Dit artikel werd oorspronkelijk gepubliceerd in National Geographic Magazine, editie 11, 2021.
Tussen ranke berken en opschietend gras eten twee bouwvakkers hun boterhammetjes in de middagzon. Een alledaags tafereel, tot je iets verder kijkt. Aan hun voeten ligt Rotterdam, de stadste stad van Nederland, op ooghoogte prikken wolkenkrabbers in de hemel, in de verte overspant de Erasmusbrug de Nieuwe Maas. We staan op het dak van het nieuwe depot van Museum Boijmans Van Beuningen, met op bijna veertig meter boven het straatgewoel het mooiste postzegelbos van de stad.
Ik ben hier met fotograaf Jasper Doest en kunstenaar-ontwerper Marieke van Diemen, die ons een sneakpreview gunt in Rotterdams jongste architectonische spektakelstuk, gelegen pal naast het Boijmans aan het Museumpark. Het is eind oktober 2020, en vanbuiten is ‘de pot’, zoals het bouwwerk in de volksmond heet, met ruim een jaar te gaan tot de opening, zo goed als klaar. In deze grote betonnen halve appel, ontdaan van de kapjes en voorzien van een schil van spiegelpanelen, zullen straks ruim 151.000 kunstvoorwerpen worden opgeborgen, die – en dat is uniek in de wereld – stuk voor stuk te zien zullen zijn voor wie maar wil. Het vruchtvlees bestaat uit zalen, die straks worden gevuld met schilderijen, sculpturen, fotografie en wat niet al. Het klokhuis herbergt een atrium met escheriaanse trappen en een wirwar van loopplanken, liften en vitrines, uitgevoerd in stevig glas en staal.
Terwijl we door het atrium dwalen, legt Van Diemen – geel veiligheidshesje, weerbarstige haardos onder een witte bouwhelm – uit wat het idee is achter de reusachtige vitrines die zij heeft ontworpen. ‘De hamvraag is: hoe stel je níét tentoon? Exposeren gebeurt al in het museum, dus ik wilde iets maken wat ontregelend werkt.’ In musea heb je een looproute die mensen volgen, zegt ze, zodat ze de kunst waarnemen volgens een vooropgesteld plan, als in een labyrint. ‘Ik wilde een driedimensionaal doolhof. Ik bedacht een serie vitrines waar de bezoekers doorheen kunnen lopen en hun eigen route en zichtlijnen kunnen bepalen.’ De vitrines zijn zo geplaatst dat je niet alleen tussen de uitgestalde objecten door kunt lopen, maar ook eroverheen en eronderdoor, terwijl je lang niet alles van nabij kunt bekijken. Van Diemen: ‘Maar daardoor vóél je juist wat een krankzinnige hoeveelheid kunst het is.’

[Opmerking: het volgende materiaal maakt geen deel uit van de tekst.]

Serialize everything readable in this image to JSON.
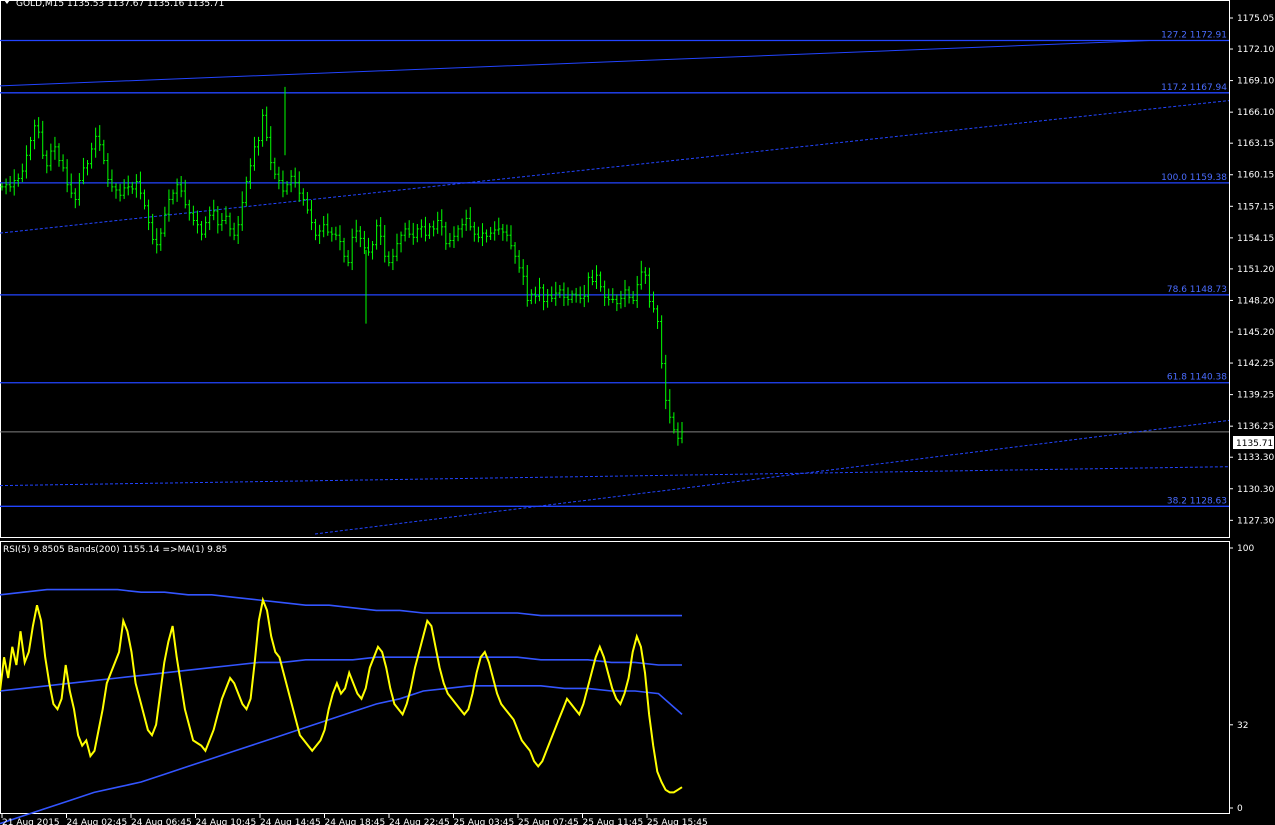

Ruim een halfjaar later doet Boijmans-directeur Sjarel Ex de voorgeschiedenis van zijn kunstpakhuis uit de doeken. Omdat het museumgebouw tot 2028 gesloten is wegens renovatie, spreken we elkaar in een kantoor met een indrukwekkend uitzicht op de Erasmusbrug en de machtige torens eromheen. Vanaf de metrohalte ben ik door een hoosbui hierheen gehold, en pas ’s avonds bij thuiskomst zie ik de pandaogen die ik heb gekregen door mijn verregende mascara. Als water al zulke gemene dingen uithaalt met make-up, wat doet het dan niet met kwetsbare kunst in een museumkelder? Want precies dat was het probleem van het Boijmans: het deel van de collectie dat niet op zaal werd getoond, lag opgeslagen onder het gebouw. Sinds Ex in 2004 bij het museum is komen werken, heeft hij vijf overstromingen meegemaakt. ‘Vanaf dertien uur regen wisten we dat het gevaarlijk werd. Terwijl in de kelders op zes meter diepte tekeningen uit de Renaissance werden bewaard!’
Lees ook: Moderne juweeltjes: 10 musea met een spectaculaire architectuur
Hij geeft me een exemplaar van het Depot Journaal, een intern magazine, met een dramatisch verslag van de laatste ramp. Op een dag in oktober 2013 kwam er zo veel water binnen dat de elektrische pompen door kortsluiting uitvielen. De ijlings opgetrommelde brandweercommandant vroeg de directeur waar hij de zandzakken neergelegd wilde hebben; Ex kon kiezen of hij eerst de boekencollectie wilde laten verzuipen en een halfuur later de kunstverzameling, of andersom. ‘Doet u dan eerst de boeken maar,’ had hij geantwoord. Uiteindelijk sloegen de pompen goddank weer aan, maar hij maakte duidelijk aan de gemeente, de eigenaar van het Boijmans, dat het zo echt niet langer kon.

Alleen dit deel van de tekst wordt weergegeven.